Dans son discours inaugural, la Ministre de la Santé Nicole Maréchal rappelait que les moyens alloués à la prévention restent dérisoires comparés à ceux de l’industrie du tabac et au produit des recettes fiscales. Elle soulignait aussi que l’annonce en 2000 par les autorités fédérales de santé publique de la création d’un fonds de lutte contre le tabagisme doté de 500 millions de francs de l’époque (soit un peu moins de 12,5 millions d’euros) n’a pas encore été suivie d’effet. Pire, on évoque maintenant un montant global de 1.859.200 €, dont la Communauté française recevra (peut-être encore cette année) 335.000 €.
Bref, on est loin, très loin du compte!
La matinée, modérée par Frédéric Soumois , journaliste au Soir , vit se succéder quatre interventions intéressantes.
Laurence Kohn (ULB) nous fit d’abord part de quelques résultats frappants de l’enquête sur les comportements de santé des jeunes en âge scolaire (publication annoncée d’ici la rentrée). Les chiffres confirment l’impression qu’on peut avoir à la sortie des cours: les jeunes fument plus qu’avant, et il y a plus de gros fumeurs qu’avant parmi eux. Et il n’y a pas que la cigarette pour poser question, l’alcool et le cannabis ont aussi le vent en poupe.
Elle nous rappela aussi qu’il est illusoire de croire que le fait de fumer ou non est un choix délibéré (ce que prétend l’industrie), mais plutôt la résultante d’une série complexe de facteurs.
Luk Joossens (CRIOC) soulignait pour sa part avec son ironie habituelle que les gentilles campagnes visant les pré-adolescents et mettant en scène des pré-adolescents, de même que les interdictions légales de vente aux mineurs, qui ont la faveur des multinationales du tabac, sont évidemment inefficaces. Pour lui, il existe néanmoins des moyens de ‘faire mal’ à notre ennemi public n°1, comme des augmentations de prix bien étudiées, ou la valorisation de la protection des non-fumeurs.
Daniel Veilleux (responsable du programme De Facto au Québec) vanta, au cours d’un exposé remarquablement illustré, les mérites de la dénormalisation (1), qui consiste à dénoncer publiquement et de façon spectaculaire les manipulations dont est coupable l’industrie. Les jeunes semblent sensibles à une démarche qui met en évidence les vrais responsables. La démonstration était presque trop séduisante pour être vraiment honnête et par moments on avait l’impression qu’en employant les armes du marketing commercial et de la publicité sur leur terrain, ce programme tend à légitimer la manipulation au prétexte que c’est pour le bon motif…

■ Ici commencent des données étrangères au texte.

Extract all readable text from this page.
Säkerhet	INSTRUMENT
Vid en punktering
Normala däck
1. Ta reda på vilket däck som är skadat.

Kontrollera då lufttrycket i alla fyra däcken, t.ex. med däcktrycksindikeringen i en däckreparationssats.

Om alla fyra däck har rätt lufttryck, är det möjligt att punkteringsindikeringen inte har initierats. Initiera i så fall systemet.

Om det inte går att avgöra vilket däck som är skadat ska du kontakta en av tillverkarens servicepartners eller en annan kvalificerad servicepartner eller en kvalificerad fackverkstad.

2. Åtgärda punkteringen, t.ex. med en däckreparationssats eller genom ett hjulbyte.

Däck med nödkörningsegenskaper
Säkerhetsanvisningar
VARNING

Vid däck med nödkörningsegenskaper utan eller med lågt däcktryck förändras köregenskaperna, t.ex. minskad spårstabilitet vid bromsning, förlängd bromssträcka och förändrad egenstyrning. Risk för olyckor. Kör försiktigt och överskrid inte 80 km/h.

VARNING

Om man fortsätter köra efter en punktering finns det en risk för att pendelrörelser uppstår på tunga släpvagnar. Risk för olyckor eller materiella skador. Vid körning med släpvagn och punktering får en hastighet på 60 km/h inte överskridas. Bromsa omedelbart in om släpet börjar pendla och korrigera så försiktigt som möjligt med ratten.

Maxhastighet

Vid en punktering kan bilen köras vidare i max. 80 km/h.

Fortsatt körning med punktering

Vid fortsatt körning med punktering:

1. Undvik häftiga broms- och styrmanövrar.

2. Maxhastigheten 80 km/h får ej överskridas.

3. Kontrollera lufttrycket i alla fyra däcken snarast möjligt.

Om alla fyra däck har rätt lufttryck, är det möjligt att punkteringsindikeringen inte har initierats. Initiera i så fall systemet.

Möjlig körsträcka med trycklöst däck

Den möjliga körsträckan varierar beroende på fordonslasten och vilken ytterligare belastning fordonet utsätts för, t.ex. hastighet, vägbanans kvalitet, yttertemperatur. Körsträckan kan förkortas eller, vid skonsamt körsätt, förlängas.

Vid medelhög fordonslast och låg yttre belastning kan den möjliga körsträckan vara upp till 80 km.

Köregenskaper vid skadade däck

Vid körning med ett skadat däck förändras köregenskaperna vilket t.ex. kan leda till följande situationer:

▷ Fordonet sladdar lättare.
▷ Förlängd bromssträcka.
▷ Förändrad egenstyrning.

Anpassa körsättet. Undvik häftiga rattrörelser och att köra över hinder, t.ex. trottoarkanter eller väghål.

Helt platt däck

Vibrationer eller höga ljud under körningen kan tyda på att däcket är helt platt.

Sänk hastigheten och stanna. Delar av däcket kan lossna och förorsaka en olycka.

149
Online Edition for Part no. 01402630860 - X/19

Pour terminer la matinée, et avant une table ronde animée par Axel Roucloux , qui laissa les participants quelque peu sur leur faim, Florence Vanderstichelen (directrice d’Univers Santé) présenta avec l’appui d’un étudiant la démarche concrète du Stop Tabac dans les halls d’auditoire de l’Université catholique de Louvain: campagne de sensibilisation au départ d’une vaste enquête auprès des étudiants, qui vise à inviter au dialogue entre fumeurs et non-fumeurs de façon conviviale et humoristique. Les ingrédients de la réussite: un engagement étudiant fort, un partenariat multiple, une volonté politique des autorités académiques, un volet matériel attractif, et un ton qui exclut la fumée mais pas le fumeur!
Cette journée était organisée par l’asbl Promotion santé et développement durable (voir page 7 de ce numéro), avec la Ville de Gembloux, le Comité prévention assuétudes de Gembloux, Question Santé, et avec le soutien de la Communauté française Wallonie-Bruxelles.
Christian De Bock (1) Voir l’article ‘La dénormalisation de l’industrie du tabac, nouvelle approche pour la prévention chez les jeunes’, par Axel Roucloux, Education Santé n° 178, avril 2003.